The following benchmarking results were conducted on our system under specific scenarios. Performance may vary depending on your unique environment and use cases. We recommend conducting your own due diligence before enabling streaming. These benchmarks are provided solely for reference purposes and do not guarantee similar outcomes in all situations.

Analytics

As part of the XO platform's Analytics module updates, enhancements have been introduced to better track and differentiate streaming and non-streaming responses. In the LLM Usage Logs main screen, a new column called "TTFT" (Time to First Token) has been added, applicable only to streaming responses.
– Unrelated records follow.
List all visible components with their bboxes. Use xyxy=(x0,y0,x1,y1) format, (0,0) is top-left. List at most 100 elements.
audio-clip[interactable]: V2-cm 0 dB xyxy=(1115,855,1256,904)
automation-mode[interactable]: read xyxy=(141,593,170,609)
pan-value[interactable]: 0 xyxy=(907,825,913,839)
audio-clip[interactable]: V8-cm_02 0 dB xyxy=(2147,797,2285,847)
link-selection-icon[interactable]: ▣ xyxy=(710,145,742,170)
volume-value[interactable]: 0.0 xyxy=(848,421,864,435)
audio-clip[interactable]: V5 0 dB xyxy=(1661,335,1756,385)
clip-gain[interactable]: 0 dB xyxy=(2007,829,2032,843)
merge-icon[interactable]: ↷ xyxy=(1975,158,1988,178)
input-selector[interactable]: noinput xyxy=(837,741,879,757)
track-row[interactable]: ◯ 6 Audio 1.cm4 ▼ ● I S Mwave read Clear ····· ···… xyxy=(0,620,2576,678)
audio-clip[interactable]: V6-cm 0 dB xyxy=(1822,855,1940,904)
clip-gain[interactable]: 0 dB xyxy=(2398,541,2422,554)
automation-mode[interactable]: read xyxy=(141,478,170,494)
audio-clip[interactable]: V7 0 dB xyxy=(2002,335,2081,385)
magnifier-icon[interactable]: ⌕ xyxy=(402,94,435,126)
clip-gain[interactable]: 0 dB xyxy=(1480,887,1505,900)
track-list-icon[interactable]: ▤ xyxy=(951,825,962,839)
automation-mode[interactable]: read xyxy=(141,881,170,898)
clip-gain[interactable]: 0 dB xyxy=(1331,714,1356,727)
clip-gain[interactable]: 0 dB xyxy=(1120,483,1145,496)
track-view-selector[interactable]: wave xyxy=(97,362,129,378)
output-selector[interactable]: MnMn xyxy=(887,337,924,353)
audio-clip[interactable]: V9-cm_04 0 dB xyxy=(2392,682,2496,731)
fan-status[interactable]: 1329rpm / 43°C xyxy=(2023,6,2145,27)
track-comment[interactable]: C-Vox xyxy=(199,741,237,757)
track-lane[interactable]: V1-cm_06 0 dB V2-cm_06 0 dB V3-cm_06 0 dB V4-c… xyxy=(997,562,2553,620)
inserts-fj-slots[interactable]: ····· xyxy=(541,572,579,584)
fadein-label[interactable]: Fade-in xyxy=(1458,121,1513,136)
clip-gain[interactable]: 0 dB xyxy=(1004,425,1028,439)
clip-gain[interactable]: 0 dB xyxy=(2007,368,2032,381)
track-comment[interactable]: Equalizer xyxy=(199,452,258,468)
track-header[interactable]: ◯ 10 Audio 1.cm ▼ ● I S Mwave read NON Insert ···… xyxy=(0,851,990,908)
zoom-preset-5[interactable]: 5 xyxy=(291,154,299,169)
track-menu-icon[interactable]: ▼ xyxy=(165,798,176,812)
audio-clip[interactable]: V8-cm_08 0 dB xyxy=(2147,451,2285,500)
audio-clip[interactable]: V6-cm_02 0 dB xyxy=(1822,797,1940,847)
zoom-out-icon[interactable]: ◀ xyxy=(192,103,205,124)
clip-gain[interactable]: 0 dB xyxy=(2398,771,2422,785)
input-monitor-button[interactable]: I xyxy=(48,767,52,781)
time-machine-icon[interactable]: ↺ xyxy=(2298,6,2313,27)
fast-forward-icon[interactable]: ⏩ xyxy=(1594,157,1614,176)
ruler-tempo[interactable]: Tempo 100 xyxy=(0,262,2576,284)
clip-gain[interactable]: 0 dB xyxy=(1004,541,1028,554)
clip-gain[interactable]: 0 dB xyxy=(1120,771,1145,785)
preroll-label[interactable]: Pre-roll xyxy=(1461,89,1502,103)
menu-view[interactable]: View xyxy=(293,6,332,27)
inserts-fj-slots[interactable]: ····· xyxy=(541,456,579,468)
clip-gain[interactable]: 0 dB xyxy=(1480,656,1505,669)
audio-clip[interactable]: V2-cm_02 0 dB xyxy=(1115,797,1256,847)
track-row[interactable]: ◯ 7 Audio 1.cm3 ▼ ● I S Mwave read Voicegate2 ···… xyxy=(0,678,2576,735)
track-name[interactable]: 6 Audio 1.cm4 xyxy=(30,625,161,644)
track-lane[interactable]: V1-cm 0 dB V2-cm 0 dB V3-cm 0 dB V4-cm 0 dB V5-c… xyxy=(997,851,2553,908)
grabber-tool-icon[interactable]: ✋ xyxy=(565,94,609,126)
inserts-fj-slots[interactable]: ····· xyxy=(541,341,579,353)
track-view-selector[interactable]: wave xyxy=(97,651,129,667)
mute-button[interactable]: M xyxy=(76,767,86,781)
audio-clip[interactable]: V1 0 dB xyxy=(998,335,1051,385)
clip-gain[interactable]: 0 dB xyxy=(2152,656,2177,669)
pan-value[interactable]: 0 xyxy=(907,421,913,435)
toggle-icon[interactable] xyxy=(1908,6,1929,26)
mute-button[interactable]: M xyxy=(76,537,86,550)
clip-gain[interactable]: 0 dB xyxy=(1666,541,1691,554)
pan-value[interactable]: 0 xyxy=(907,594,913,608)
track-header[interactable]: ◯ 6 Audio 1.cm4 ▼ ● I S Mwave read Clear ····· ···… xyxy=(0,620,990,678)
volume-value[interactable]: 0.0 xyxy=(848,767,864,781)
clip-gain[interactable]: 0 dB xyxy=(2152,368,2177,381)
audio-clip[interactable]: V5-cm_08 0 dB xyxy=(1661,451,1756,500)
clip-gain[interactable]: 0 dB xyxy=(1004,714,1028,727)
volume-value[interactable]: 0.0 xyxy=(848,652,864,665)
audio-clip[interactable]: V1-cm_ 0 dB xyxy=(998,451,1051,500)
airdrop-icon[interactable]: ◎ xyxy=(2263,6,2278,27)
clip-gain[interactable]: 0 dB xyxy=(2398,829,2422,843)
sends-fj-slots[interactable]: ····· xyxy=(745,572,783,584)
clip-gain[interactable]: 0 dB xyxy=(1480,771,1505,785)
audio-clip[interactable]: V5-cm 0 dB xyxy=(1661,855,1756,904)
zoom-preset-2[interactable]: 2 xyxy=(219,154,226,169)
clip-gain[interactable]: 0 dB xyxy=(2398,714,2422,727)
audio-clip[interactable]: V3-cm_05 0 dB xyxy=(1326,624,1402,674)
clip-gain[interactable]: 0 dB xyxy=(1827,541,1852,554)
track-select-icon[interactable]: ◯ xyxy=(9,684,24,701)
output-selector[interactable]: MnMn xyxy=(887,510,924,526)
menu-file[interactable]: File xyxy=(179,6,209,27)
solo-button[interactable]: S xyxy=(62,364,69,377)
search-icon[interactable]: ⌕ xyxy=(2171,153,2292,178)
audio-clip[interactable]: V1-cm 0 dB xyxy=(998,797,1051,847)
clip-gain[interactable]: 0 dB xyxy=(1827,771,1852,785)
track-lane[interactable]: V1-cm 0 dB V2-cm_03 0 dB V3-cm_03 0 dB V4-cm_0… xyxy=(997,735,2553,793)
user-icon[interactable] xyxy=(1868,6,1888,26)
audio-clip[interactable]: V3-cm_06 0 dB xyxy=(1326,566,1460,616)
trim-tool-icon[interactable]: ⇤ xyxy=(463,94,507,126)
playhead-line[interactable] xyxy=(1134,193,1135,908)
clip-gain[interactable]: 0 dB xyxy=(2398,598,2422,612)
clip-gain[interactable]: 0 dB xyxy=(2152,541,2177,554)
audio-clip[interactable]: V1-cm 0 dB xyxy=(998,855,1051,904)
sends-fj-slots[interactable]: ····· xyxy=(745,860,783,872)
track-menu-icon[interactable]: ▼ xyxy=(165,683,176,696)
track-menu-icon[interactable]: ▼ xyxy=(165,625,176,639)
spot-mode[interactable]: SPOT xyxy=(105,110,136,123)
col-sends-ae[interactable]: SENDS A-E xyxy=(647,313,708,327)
Additionally, the Detailed Log page now includes a Response Type field to indicate whether a response is streaming or non-streaming, offering more precise insights into response behavior.

  • TTFT (Time to First Token): Reflects the time taken for the first token to appear in the response. For the final chunk of a response volley, TTFT is blank, as no further messages are sent to the user.

  • Response Duration: Indicates the time taken by the LLM from generating the first chunk to the final chunk.

This detailed analytics data can be found under Usage Logs in the platform.

Usage Logs

Usage Logs

Considerations for Streaming

While streaming enhances real-time interactions and user experience, certain limitations should be considered.

  • Post-processing operations are not possible, as they require the complete response, which conflicts with the nature of streaming.
  • Guardrails are not supported in streaming mode, as content moderation typically requires full-context evaluation, which is incompatible with token-by-token streaming.
  • The effectiveness of voice-based streaming also depends on the TTS engine’s support for bi-directional streaming, limiting compatibility to specific engines like PlayHT, Deepgram.
  • When BotKit is enabled, interception of streamed response messages is unsupported due to the real-time delivery process.

Note

The quality of streaming responses is highly dependent on the prompts written, and since LLMs are subject to hallucination, it is essential to perform your own due diligence. Ensure that the prompts are accurate and aligned with the desired output for reliable performance.